Entonces marca el número del Teléfono del Menor de la Oficina del Defensor del Pueblo Andaluz. Instantes después el titular de esa institución, José Chamizo, está al tanto de la situación. «Mi primera reacción fue pensar que podía tratarse de una trastada, de una broma de adolescentes. Pensé que no debíamos precipitarnos y pedí a mis colaboradores que volvieran a contactar con la chica para tener más detalles y actuar en consecuencia», explica Chamizo, que no quiso dar ningún dato que pudiera comprometer el anonimato del implicado.

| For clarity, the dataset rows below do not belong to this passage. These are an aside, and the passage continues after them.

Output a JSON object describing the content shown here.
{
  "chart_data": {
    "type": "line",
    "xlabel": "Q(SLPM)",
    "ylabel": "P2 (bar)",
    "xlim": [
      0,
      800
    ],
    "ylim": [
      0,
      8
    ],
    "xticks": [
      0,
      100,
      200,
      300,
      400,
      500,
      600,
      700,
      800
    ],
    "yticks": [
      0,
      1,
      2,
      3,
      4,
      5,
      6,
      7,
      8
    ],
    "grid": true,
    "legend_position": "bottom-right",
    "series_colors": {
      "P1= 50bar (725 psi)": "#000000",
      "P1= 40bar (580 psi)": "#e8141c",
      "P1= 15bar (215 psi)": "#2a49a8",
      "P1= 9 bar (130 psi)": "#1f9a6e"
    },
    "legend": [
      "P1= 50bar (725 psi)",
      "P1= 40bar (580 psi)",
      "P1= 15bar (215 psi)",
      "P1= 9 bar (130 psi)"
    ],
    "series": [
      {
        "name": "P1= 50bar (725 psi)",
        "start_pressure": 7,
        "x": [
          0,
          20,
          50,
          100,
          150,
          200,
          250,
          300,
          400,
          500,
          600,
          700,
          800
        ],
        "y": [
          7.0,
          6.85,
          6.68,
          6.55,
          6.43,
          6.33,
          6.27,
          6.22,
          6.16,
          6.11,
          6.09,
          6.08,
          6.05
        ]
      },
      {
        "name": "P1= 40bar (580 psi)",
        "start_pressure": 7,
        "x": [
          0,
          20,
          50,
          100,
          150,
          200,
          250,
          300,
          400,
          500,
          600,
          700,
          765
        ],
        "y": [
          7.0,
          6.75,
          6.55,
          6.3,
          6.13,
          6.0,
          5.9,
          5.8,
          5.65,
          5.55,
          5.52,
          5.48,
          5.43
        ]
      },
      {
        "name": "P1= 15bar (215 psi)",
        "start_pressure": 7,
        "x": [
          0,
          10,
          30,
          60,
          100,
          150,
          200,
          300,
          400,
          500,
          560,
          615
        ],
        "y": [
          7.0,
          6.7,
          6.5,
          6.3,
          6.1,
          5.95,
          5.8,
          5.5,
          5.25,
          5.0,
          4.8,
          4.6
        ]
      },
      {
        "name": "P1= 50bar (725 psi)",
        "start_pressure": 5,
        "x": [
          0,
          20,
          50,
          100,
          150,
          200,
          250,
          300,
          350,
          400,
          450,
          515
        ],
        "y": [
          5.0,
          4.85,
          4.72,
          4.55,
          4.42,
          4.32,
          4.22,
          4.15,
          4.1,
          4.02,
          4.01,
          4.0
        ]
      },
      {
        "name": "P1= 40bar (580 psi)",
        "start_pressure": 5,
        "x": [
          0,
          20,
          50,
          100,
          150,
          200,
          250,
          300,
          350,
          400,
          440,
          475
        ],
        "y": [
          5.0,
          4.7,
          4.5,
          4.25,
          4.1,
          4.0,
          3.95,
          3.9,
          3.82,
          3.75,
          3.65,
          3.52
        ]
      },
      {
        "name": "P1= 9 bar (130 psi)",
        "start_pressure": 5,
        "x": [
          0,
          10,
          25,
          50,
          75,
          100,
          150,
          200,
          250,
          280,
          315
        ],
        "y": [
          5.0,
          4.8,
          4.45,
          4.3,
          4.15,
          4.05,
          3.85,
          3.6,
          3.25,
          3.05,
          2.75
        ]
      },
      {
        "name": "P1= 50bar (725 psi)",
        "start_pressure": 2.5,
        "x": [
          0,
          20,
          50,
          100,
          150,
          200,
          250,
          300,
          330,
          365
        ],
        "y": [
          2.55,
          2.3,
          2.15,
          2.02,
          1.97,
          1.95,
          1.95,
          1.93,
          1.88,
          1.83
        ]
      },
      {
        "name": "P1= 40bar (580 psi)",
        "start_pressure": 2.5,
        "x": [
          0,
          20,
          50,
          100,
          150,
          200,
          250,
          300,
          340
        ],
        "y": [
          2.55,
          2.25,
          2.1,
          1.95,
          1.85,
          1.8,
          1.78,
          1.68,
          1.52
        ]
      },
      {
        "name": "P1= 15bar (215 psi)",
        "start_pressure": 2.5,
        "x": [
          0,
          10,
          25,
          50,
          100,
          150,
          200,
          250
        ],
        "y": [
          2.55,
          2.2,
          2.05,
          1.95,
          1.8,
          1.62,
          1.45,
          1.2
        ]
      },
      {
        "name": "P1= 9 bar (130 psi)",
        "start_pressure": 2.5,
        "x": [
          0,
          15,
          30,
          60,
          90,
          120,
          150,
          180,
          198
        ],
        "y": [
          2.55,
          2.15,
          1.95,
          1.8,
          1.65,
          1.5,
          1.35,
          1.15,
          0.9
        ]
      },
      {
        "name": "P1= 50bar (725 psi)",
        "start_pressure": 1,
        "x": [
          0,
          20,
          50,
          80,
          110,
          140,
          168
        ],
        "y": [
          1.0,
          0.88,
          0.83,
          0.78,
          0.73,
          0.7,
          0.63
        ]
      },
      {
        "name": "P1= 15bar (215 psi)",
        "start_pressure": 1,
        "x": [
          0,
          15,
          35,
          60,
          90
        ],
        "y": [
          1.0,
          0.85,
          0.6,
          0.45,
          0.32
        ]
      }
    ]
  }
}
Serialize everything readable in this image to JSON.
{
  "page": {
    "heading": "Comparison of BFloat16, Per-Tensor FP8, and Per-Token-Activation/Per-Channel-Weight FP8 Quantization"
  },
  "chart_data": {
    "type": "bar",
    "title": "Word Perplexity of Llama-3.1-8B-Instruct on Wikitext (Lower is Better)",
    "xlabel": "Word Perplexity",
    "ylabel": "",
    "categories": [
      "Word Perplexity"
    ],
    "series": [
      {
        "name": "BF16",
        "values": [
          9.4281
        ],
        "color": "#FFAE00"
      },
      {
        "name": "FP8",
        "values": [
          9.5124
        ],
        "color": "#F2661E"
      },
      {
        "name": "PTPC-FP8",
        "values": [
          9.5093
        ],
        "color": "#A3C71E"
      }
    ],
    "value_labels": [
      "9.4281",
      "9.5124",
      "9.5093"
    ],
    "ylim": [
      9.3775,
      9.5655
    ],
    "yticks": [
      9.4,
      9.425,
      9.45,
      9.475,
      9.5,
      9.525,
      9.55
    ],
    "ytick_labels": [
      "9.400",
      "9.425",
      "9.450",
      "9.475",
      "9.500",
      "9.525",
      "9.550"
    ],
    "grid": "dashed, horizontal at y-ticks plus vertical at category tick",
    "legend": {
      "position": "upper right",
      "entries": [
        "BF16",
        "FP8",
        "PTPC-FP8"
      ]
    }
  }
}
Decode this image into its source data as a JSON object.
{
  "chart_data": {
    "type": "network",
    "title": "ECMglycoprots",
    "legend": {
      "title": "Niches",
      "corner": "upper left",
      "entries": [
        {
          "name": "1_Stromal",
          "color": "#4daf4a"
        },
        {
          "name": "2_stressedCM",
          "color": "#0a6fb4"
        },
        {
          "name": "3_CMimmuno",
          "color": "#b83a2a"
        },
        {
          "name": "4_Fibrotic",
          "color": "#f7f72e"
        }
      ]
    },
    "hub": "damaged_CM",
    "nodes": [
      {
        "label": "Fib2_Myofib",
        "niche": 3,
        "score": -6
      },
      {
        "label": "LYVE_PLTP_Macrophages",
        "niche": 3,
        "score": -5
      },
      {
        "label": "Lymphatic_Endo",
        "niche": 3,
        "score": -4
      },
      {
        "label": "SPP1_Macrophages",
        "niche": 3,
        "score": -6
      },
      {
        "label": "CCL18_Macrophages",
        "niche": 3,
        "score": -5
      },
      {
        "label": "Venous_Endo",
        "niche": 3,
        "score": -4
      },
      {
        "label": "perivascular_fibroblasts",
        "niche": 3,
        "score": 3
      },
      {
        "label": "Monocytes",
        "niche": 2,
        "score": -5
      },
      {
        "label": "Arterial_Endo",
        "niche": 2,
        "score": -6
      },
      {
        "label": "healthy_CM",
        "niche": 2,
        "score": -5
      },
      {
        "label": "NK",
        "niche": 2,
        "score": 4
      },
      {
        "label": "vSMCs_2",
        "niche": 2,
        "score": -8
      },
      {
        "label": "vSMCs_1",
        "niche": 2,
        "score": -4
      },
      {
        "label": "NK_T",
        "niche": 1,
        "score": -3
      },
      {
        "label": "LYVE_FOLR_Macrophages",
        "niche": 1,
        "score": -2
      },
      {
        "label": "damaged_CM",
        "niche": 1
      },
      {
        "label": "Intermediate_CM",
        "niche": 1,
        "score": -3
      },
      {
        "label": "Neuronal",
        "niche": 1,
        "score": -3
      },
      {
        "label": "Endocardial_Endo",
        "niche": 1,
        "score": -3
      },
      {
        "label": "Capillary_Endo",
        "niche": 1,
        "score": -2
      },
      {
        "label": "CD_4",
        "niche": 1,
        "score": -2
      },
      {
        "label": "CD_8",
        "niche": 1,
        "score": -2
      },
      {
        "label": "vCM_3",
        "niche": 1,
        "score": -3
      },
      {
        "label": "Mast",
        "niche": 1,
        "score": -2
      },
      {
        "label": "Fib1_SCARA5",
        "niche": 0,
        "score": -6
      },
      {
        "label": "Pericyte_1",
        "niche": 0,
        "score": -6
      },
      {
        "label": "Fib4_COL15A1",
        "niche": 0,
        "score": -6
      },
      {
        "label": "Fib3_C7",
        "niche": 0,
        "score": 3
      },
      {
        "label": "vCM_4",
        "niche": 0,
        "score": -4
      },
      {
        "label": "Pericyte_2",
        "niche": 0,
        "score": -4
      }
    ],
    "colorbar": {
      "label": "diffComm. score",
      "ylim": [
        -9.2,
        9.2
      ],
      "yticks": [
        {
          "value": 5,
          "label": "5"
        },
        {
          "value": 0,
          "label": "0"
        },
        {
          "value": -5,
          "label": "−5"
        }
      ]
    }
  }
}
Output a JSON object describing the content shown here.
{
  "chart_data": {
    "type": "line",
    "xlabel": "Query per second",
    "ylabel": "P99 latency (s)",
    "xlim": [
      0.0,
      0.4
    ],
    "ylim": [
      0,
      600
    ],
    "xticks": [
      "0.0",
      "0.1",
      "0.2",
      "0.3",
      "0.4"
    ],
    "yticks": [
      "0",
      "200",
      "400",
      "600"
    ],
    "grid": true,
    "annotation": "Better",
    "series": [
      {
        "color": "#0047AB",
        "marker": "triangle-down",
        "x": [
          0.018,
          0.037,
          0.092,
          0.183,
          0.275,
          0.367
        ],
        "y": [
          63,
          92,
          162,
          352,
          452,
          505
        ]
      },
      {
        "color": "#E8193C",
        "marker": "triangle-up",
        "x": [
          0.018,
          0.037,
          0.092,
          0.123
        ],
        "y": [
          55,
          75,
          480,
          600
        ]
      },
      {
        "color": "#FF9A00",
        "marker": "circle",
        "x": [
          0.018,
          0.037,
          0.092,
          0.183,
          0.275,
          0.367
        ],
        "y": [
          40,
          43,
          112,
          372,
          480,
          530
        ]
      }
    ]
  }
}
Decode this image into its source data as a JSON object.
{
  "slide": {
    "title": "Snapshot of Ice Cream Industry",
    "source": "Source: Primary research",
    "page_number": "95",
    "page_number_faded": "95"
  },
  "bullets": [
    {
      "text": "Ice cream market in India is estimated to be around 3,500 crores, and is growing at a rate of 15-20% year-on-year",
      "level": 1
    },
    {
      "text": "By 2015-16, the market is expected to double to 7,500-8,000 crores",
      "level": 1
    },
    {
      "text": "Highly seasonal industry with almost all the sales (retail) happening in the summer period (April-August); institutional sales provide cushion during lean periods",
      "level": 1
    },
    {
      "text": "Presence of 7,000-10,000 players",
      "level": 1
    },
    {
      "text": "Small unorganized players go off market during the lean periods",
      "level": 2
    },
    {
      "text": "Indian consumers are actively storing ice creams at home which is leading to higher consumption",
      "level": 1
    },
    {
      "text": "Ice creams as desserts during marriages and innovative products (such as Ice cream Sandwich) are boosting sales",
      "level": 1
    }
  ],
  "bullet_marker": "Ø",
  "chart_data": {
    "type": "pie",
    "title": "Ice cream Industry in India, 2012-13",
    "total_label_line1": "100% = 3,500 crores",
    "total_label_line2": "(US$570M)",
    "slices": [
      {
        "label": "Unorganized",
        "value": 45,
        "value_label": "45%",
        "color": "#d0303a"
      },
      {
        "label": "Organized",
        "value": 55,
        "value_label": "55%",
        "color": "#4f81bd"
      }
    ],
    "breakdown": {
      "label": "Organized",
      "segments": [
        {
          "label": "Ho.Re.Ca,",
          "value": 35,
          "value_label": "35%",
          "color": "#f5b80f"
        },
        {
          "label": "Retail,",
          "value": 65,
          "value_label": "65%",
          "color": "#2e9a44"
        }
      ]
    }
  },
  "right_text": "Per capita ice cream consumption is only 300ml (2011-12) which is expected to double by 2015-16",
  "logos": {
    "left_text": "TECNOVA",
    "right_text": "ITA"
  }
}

Tras esa segunda gestión, las alarmas chillaron desbocadas. El muchacho dijo que pensaba matarse en un paraje industrial abandonado y sepultado bajo el óxido. A Chamizo le vino a la mente un juego de ordenador en el que un niño se suicidaba en un lugar como el descrito. «Había visto el juego hace poco en casa de unos amigos y me preocupó mucho la coincidencia. Estaba claro que había un riesgo evidente», recuerda el Defensor del Pueblo Andaluz.

Una casualidad que, a la postre, acabaría por ser decisiva, lanzó una carrera contra el reloj para intentar localizar al chico.

Chamizo avisa al Grupo de Menores de la Policía Nacional (Grume) -«que, dicho sea de paso, hacen una labor extraordinaria»- y, en un lapso de tiempo «relativamente corto», hallan al protagonista de esta historia.

El chaval está sentado en un banco de una plaza solo y abatido. Los agentes se acercan a él física y psicológicamente y consiguen desactivar sus planes. «El niño admite que sí, que es él el que se quería suicidar, pero también dice que ya no va a hacerlo porque hay alguien que se ha preocupado de él. Sufre un trastorno bipolar -una enfermedad mental en la que se alternan periodos de euforia desmesurada con depresiones brutales- y, además, sus padres están en proceso de separación. Todo son dificultades y él quería llamar la atención, era su forma de pedir que se ocuparan de él. Sus padres, y la verdad es que es triste, no se hicieron cargo de él hasta las dos o las tres de la madrugada», se lamenta Chamizo.

Hacer los deberes

Sin embargo, y bajo la tutela de las instituciones, la situación mejoró rápidamente. «Las cosas están ahora bien en la familia: el joven está en tratamiento...», se congratula el Defensor del Pueblo Andaluz.

Nunca antes -«y por fortuna»-, Chamizo y su equipo se habían enfrentado a un problema tan complejo. «Aunque la verdad es que al Teléfono del Menor llaman casi para todo. Unas veces denuncian temas terribles: agresiones de padres a hijos o del padre a la madre... Y otras, nos piden ayuda para hacer los deberes».